I suspect it to be far less rare than you think. Literally every human at some point in their life asks "What is the purpose of my existence?". They are then faced with some variation on "to be or not to be." It is not the exclusive domain of the idle and the educated, they're just the ones who write about it. It's a universal condition, and effects those without leisure equally. If that weren't true religion would not have been the driving force behind much of civilizations rise. Even the overworked and overwrought look for answers. Perhaps ESPECIALLY the overworked and overwrought. So maybe they did not sit about in cafe's discussing it, they mined coal while thinking it quietly to themselves or shouted it in crowded bars after work when they'd had a bit too much to drink.
Hell, I was a teenager working at Taco Bell when I first read Camus' "The Myth of Sisyphus". Well before that though many a bean burrito were handed out the window while I considered the absurdity of life.
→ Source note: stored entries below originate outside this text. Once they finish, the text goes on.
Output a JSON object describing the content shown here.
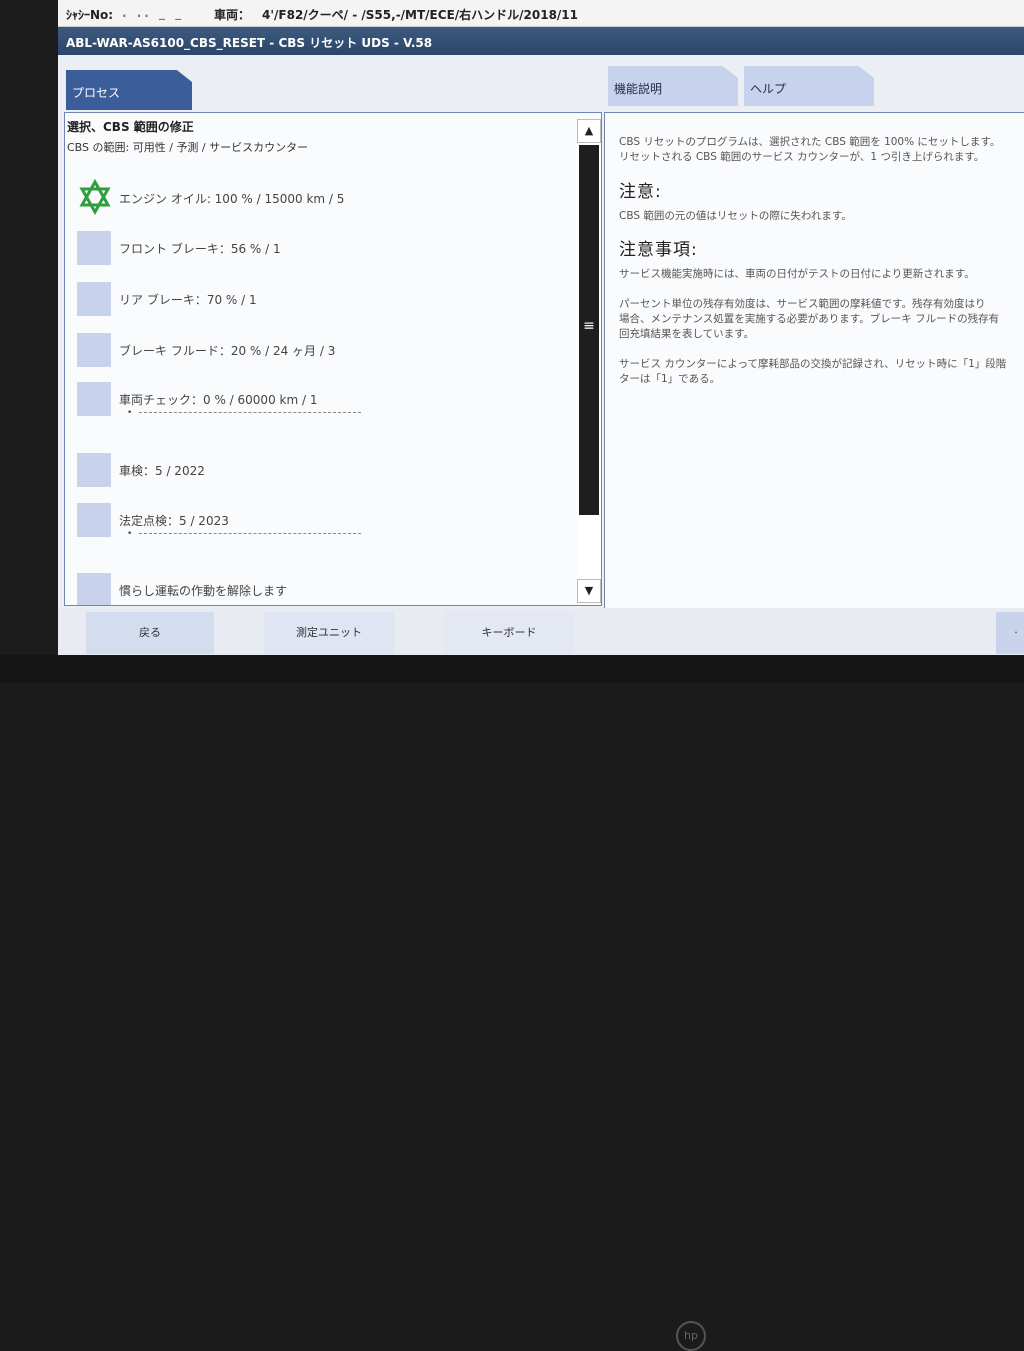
{
  "vehicle_bar": {
    "chassis_label": "ｼｬｼｰNo:",
    "chassis_value": ". .. _ _",
    "vehicle_label": "車両：",
    "vehicle_value": "4'/F82/クーペ/ - /S55,-/MT/ECE/右ハンドル/2018/11"
  },
  "window_title": "ABL-WAR-AS6100_CBS_RESET - CBS リセット UDS - V.58",
  "tabs": {
    "process": "プロセス",
    "function_description": "機能説明",
    "help": "ヘルプ"
  },
  "left_panel": {
    "title": "選択、CBS 範囲の修正",
    "subtitle": "CBS の範囲: 可用性 / 予測 / サービスカウンター",
    "items": [
      {
        "label": "エンジン オイル: 100 % / 15000 km / 5",
        "icon": "star-icon",
        "selected": true
      },
      {
        "label": "フロント ブレーキ：56 % / 1",
        "icon": "box"
      },
      {
        "label": "リア ブレーキ：70 % / 1",
        "icon": "box"
      },
      {
        "label": "ブレーキ フルード：20 % / 24 ヶ月 / 3",
        "icon": "box"
      },
      {
        "label": "車両チェック：0 % / 60000 km / 1",
        "icon": "box",
        "bullet": "•"
      },
      {
        "label": "車検：5 / 2022",
        "icon": "box"
      },
      {
        "label": "法定点検：5 / 2023",
        "icon": "box",
        "bullet": "•"
      },
      {
        "label": "慣らし運転の作動を解除します",
        "icon": "box"
      }
    ],
    "scroll_up_glyph": "▲",
    "scroll_down_glyph": "▼",
    "scroll_grip_glyph": "≡"
  },
  "right_panel": {
    "intro_line1": "CBS リセットのプログラムは、選択された CBS 範囲を 100% にセットします。",
    "intro_line2": "リセットされる CBS 範囲のサービス カウンターが、1 つ引き上げられます。",
    "caution_heading": "注意:",
    "caution_text": "CBS 範囲の元の値はリセットの際に失われます。",
    "notes_heading": "注意事項:",
    "note1": "サービス機能実施時には、車両の日付がテストの日付により更新されます。",
    "note2_line1": "パーセント単位の残存有効度は、サービス範囲の摩耗値です。残存有効度はり",
    "note2_line2": "場合、メンテナンス処置を実施する必要があります。ブレーキ フルードの残存有",
    "note2_line3": "回充填結果を表しています。",
    "note3_line1": "サービス カウンターによって摩耗部品の交換が記録され、リセット時に「1」段階",
    "note3_line2": "ターは「1」である。"
  },
  "footer": {
    "back": "戻る",
    "measure_unit": "測定ユニット",
    "keyboard": "キーボード",
    "right_button": "·"
  },
  "colors": {
    "title_bar": "#2c4568",
    "process_tab": "#3b5d9a",
    "tab": "#c7d2ec",
    "star_green": "#2f9e3c"
  },
  "bezel_logo": "hp"
}
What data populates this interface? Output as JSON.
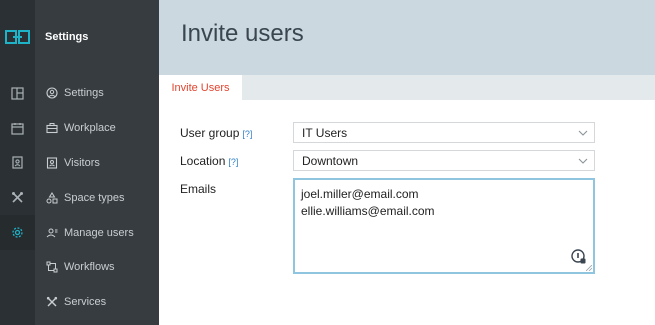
{
  "sidebar": {
    "title": "Settings",
    "items": [
      {
        "label": "Settings",
        "icon": "user-circle-icon"
      },
      {
        "label": "Workplace",
        "icon": "briefcase-icon"
      },
      {
        "label": "Visitors",
        "icon": "visitor-badge-icon"
      },
      {
        "label": "Space types",
        "icon": "shapes-icon"
      },
      {
        "label": "Manage users",
        "icon": "manage-users-icon"
      },
      {
        "label": "Workflows",
        "icon": "workflow-icon"
      },
      {
        "label": "Services",
        "icon": "tools-icon"
      }
    ]
  },
  "rail": {
    "icons": [
      "floorplan-icon",
      "calendar-icon",
      "badge-icon",
      "tools-icon",
      "gear-icon"
    ],
    "active": "gear-icon"
  },
  "page": {
    "title": "Invite users",
    "tab": "Invite Users"
  },
  "form": {
    "help_marker": "[?]",
    "user_group": {
      "label": "User group",
      "value": "IT Users"
    },
    "location": {
      "label": "Location",
      "value": "Downtown"
    },
    "emails": {
      "label": "Emails",
      "lines": [
        "joel.miller@email.com",
        "ellie.williams@email.com"
      ]
    }
  },
  "colors": {
    "rail": "#2b3034",
    "sidebar": "#363c40",
    "accent_teal": "#1fb3c7",
    "tab_text": "#e2442f",
    "header": "#cbd8df",
    "help": "#2f80c7"
  }
}
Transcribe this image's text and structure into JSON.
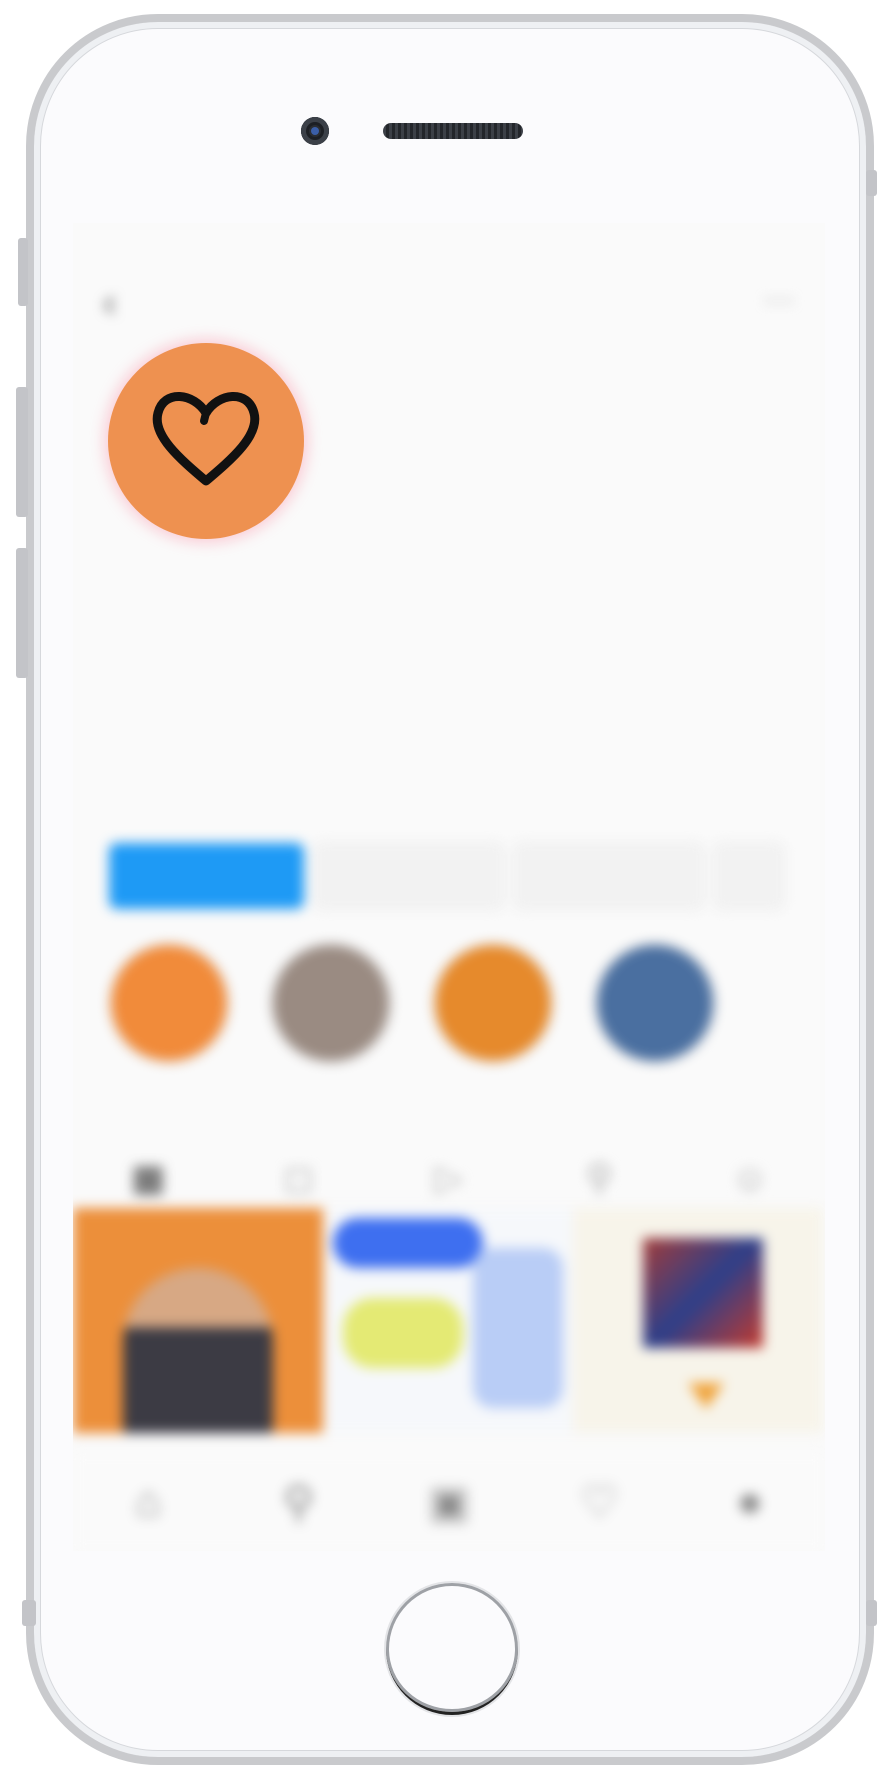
{
  "profile": {
    "username": "",
    "stats": [
      {
        "num": "",
        "label": ""
      },
      {
        "num": "",
        "label": ""
      },
      {
        "num": "",
        "label": ""
      }
    ],
    "bio": {
      "name": "",
      "lines": [
        "",
        "",
        "",
        "",
        ""
      ]
    },
    "buttons": {
      "follow": "",
      "message": "",
      "contact": "",
      "more": ""
    },
    "highlights": [
      {
        "label": "",
        "color": "#f18b3a"
      },
      {
        "label": "",
        "color": "#9a8b82"
      },
      {
        "label": "",
        "color": "#e68a2c"
      },
      {
        "label": "",
        "color": "#4a6fa0"
      }
    ]
  },
  "status": {
    "left": "",
    "time": "",
    "right": ""
  },
  "colors": {
    "avatar": "#ee9150",
    "accent_blue": "#1e9af5"
  },
  "icons": {
    "avatar": "heart-outline-icon",
    "tabs": [
      "grid-icon",
      "reels-icon",
      "video-icon",
      "guides-icon",
      "tagged-icon"
    ],
    "nav": [
      "home-icon",
      "search-icon",
      "reels-icon",
      "heart-icon",
      "profile-icon"
    ]
  }
}
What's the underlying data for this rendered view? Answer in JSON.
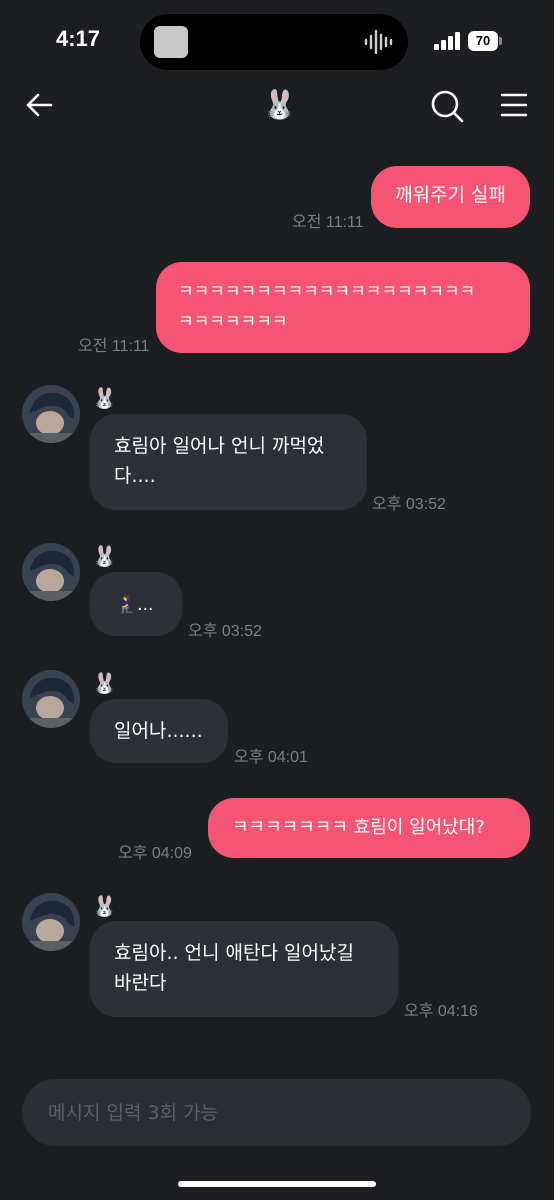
{
  "status_bar": {
    "time": "4:17",
    "battery": "70"
  },
  "header": {
    "title_emoji": "🐰",
    "back_icon": "arrow-left",
    "search_icon": "magnifier",
    "menu_icon": "hamburger"
  },
  "messages": [
    {
      "type": "sent",
      "text": "깨워주기 실패",
      "time": "오전 11:11"
    },
    {
      "type": "sent",
      "lines": [
        "ㅋㅋㅋㅋㅋㅋㅋㅋㅋㅋㅋㅋㅋㅋㅋㅋㅋㅋㅋ",
        "ㅋㅋㅋㅋㅋㅋㅋ"
      ],
      "time": "오전 11:11"
    },
    {
      "type": "received",
      "sender": "🐰",
      "lines": [
        "효림아 일어나 언니 까먹었",
        "다...."
      ],
      "time": "오후 03:52"
    },
    {
      "type": "received",
      "sender": "🐰",
      "text": "🧎‍♀️...",
      "time": "오후 03:52"
    },
    {
      "type": "received",
      "sender": "🐰",
      "text": "일어나......",
      "time": "오후 04:01"
    },
    {
      "type": "sent",
      "text": "ㅋㅋㅋㅋㅋㅋㅋ 효림이 일어났대?",
      "time": "오후 04:09"
    },
    {
      "type": "received",
      "sender": "🐰",
      "lines": [
        "효림아.. 언니 애탄다 일어났길",
        "바란다"
      ],
      "time": "오후 04:16"
    }
  ],
  "input": {
    "placeholder": "메시지 입력 3회 가능"
  },
  "colors": {
    "background": "#1d1e22",
    "sent_bubble": "#f55472",
    "received_bubble": "#2e3037",
    "timestamp": "#7b7d84"
  }
}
Perhaps my thinking wasn't as nuanced as it would later come to be, but the concepts occurred to me quite naturally.
The fact that you're 1) Posting on Hackernews and 2) Read Camus as a teenager, already puts you in a group which is very atypical.
I would say, if you're reading Camus for fun and not a school assignment as a teenager, you're in the 0.01% of people or probably 0.001% of people in the world in terms of priviledge and education. And certainly, in the 1700s this group was much smaller as a percentage of the overall population as free-time was much more rare and books, education were much less common.
In 1750, the majority of France's population were peasants who lived in the fields, they weren't pondering the meaning of philosophical literature at weekends.